Die KAVO hat in der neu eingefügten Anlage 32 für das Jahr 2021 die zulässigen und notwendigen Inhalte einer Dienstvereinbarung bzw. eine einzelvertragliche Vereinbarung zur Kurzarbeit verbindlich bestimmt.
Die kirchlichen Regelungen beachten den arbeitsrechtlichen Gleichbehandlungsgrundsatz, der Abweichungen aus sozialen Gründen zulässt: Alle Mitarbeiter haben auch bei Kurzarbeit Null Anspruch auf angemessenen Entgeltersatz. Besonders schutzwürdige Mitarbeiter, die kein Kurzarbeitergeld erhalten, beispielsweise Auszubildende, geringfügig Beschäftigte usw. sind von der Kurzarbeit ausgenommen und behalten ihren Anspruch auf ungekürzte Vergütung.
Der Anspruch auf Vergütung verjährt nach drei Jahren.

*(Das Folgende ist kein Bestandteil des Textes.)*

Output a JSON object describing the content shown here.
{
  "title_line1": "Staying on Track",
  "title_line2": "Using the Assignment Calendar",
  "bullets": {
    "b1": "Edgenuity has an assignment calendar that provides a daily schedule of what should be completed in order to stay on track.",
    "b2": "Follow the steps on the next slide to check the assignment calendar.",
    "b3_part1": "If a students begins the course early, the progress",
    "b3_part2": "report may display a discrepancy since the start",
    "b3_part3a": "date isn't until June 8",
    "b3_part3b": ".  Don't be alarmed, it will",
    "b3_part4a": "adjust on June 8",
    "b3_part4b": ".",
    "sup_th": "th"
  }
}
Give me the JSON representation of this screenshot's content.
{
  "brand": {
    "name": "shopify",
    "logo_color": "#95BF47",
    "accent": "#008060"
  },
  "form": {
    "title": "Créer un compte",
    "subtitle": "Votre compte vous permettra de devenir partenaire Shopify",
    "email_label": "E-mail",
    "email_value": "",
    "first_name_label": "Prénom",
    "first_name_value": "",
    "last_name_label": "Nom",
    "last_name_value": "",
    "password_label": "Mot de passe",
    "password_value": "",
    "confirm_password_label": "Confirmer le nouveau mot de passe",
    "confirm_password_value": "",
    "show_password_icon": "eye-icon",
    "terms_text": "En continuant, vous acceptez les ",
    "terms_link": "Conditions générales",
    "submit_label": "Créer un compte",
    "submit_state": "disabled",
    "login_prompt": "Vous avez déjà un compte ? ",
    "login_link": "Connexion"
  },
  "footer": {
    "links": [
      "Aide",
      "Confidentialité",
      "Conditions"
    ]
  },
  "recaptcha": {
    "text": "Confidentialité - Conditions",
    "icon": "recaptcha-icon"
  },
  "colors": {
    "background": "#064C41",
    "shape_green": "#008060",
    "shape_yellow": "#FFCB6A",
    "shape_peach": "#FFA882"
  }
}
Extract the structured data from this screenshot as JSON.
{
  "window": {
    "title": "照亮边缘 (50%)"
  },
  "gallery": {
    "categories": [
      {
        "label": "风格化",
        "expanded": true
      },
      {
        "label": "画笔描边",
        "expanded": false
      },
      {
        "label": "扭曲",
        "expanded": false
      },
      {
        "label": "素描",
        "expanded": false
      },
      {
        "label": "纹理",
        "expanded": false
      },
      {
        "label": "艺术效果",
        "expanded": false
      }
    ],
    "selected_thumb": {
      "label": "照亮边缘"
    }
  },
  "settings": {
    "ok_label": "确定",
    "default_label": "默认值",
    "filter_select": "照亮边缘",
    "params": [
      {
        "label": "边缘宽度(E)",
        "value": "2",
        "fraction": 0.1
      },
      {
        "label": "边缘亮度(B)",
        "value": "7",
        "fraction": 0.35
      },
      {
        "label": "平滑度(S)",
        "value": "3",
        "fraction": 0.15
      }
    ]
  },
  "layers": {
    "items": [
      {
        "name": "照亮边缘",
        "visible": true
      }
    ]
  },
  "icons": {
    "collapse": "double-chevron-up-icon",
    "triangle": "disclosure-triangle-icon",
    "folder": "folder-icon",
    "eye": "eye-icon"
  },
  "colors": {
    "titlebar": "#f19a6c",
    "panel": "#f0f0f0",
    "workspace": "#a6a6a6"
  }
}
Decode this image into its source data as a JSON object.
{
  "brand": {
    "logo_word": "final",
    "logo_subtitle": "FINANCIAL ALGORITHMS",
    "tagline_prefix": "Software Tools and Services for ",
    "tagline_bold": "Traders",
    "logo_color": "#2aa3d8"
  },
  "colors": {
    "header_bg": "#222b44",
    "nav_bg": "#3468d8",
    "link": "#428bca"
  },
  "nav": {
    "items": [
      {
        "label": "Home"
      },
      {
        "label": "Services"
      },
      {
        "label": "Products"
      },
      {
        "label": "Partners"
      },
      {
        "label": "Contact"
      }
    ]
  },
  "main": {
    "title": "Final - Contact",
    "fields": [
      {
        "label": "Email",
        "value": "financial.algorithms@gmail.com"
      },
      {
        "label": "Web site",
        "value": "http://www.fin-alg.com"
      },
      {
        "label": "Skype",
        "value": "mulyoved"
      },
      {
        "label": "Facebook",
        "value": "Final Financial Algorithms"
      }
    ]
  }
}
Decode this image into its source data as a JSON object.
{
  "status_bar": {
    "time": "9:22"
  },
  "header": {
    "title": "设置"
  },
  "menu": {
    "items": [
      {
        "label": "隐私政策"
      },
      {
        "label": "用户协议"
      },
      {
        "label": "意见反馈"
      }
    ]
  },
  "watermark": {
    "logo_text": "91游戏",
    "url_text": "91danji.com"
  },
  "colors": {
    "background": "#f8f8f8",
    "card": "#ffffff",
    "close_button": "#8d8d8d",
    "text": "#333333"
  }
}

Der über den Mindestlohn hinausgehende Betrag verfällt nach sechs Monaten nur, wenn der Dienstgeber den Mitarbeiter in der durch das Nachweisgesetz vorgeschriebenen Form über die Ausschlussfrist informiert und der Mitarbeiter seinen Anspruch nicht in Textform geltend gemacht hat (§ 23 AVR-Caritas; § 47 KAVO-NRW).